Sunday, March 26, 2017

Underground Above Ground, by Robert Tippee,

"Underground Above Ground," by Robert Tippee, in Alfred Hitchcock's Mystery Magazine, March/April 2017.

So, when do you know you are reading a terrific story?

Sometimes there's a knock-em-dead opening paragraph and you spend the rest of the story thinking: Don't blow this.

Sometimes a story starts slow and builds and builds.

And some stories take your breath away with a great twist ending.

But maybe the rarest is the story that catches you later, because you can't stop thinking about it.  You read it again, not because you want to figure out how a trick ending worked, but because you want to savor the nuances, admire the architecture.

In other words: I had to sit with this one for a while, as the saying goes.

The nameless narrator is a young man who has mastered the art of disappearing.  He dresses in black, with a stocking cap that hides his face.  And as the story begins, it is after ten PM and he is sitting in the darkness near a city tennis court, watching a young man and his beautiful girlfriend as they volley the ball, flirt, and discuss Facebook.

Facebook.  They ought to call it "Gutspill."  I don't do Facebook.  Somebody like me can't.  But why would anybody?

This is a guy with nobody to "friend" on Facebook anyway.  It's clear that there are bad things in our narrator's past, although it is not clear at first whether they were done to him, by him, or both.

And then the story takes several unexpected twists, which is all I can say.  Except this: I loved it.

Sunday, March 19, 2017

Renters, by Tim L. Williams

"Renters," by Tim L. Williams, Ellery Queen's Mystery Magazine, March/April 2017.

It's rural Kentucky in the mid-eighties, a hard time in a hard place.  Davy is fifteen years old.  His father, a Vietnam vet, lost his job years ago and now puts food on the table hunting and fishing.  Dad has what we might call anger issues.  When his wife said something he didn't like he: "grabbed her by her hair, dragged her to the back door, and threw her into the yard.  'Come back in when you find a cure for stupid.'"

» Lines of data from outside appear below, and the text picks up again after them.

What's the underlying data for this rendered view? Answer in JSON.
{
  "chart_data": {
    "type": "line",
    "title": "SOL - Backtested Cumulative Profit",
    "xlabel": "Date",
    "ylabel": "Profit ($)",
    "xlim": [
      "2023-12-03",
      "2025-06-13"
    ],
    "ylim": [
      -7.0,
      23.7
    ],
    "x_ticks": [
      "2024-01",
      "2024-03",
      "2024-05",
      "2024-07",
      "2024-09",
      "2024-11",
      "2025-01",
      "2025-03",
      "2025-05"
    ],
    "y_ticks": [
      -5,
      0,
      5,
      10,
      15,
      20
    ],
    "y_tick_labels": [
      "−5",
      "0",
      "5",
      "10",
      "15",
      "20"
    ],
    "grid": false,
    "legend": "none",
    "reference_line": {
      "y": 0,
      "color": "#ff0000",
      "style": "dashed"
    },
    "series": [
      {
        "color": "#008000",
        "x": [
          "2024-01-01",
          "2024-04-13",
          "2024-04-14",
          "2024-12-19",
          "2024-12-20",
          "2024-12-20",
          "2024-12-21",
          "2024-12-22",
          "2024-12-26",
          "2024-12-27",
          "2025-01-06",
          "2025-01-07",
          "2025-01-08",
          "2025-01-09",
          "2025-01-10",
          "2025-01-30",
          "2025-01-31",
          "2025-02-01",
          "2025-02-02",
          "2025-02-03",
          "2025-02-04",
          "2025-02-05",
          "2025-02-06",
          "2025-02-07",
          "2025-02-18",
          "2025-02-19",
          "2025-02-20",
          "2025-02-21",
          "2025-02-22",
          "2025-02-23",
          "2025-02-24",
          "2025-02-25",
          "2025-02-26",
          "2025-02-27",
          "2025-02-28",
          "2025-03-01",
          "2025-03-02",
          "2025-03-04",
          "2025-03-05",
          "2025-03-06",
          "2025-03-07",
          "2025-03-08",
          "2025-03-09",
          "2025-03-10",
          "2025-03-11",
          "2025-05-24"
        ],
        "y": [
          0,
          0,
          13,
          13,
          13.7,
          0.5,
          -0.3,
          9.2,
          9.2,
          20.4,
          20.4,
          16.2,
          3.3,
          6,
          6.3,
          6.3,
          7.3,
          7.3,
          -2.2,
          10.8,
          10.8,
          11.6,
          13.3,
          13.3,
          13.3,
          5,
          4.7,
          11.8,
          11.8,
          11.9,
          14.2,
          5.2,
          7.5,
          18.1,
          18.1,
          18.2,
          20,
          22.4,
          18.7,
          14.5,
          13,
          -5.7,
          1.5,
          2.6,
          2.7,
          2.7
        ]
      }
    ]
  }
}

The fourth character in this situation is the family's landlord, Ben Daniels, the richest man in the county.  Daniels wants to bring rich tourists to hunt on his land, which means he has to stop Davy's dad from hunting there for the pot.  Oh, did I mention that Davy's mother is young and beautiful and when she is around the good-looking landlord has "busy eyes?"

So we have all the makings of a tragedy here.  The only question is who is going to end up doing what to whom.  And there Williams offers us some surprises, which is what I liked best about this well-written story.

  "There are some things that need killing..."

Monday, March 13, 2017

Gold Digger, by Reavis Z. Wortham

"Gold Digger," by Reavis Z. Wortham, in Bound by Mystery, edited by Diane D. DiBiase, Poisoned Pen Press, 2017.

Most of this story takes place in May 1934, on the night Bonnie and Clyde died, although that has nothing to do with the story.  (Well, now that I think of it, it might explain a bit of one character's motivation.  Subtle, that.)  It's rural Texas and our narrator is a ten year old boy at a barn dance, with no less than Bob Wills and his Texas Playboys performing. He witnesses a murder, a pointless killing involving that ancient cause of trouble, an older husband a younger wife.

Then we jump to the same guy in World War II, and then many years later to his old age.  And only at that point does he, and do we, figure out exactly what was going on back in 1934.  I didn't see the twist coming at all. 

Sunday, March 5, 2017

The Farmer and His Wife, by Earl Staggs

“The Farmer and His Wife,” by Earl Staggs,  Mystery Weekly Magazine, March 2017.

Ever notice that private eye fiction is full of missing daughters?  Ross Macdonald did.  One of his books begins: "It was a wandering daughter job."

 Earl Staggs seems to have noticed, too, but he does a neat role reversal.  His P.I. is hired to find a missing son.  Oh, by the way, here is Staggs' opening sentence:

"She had me from the first teardrop."

Aw, the big sentimental lug.

"She" is the mother. Her son disappeared while working on a farm to earn college money.   And we won't go any farther, although, naturally, the hero does.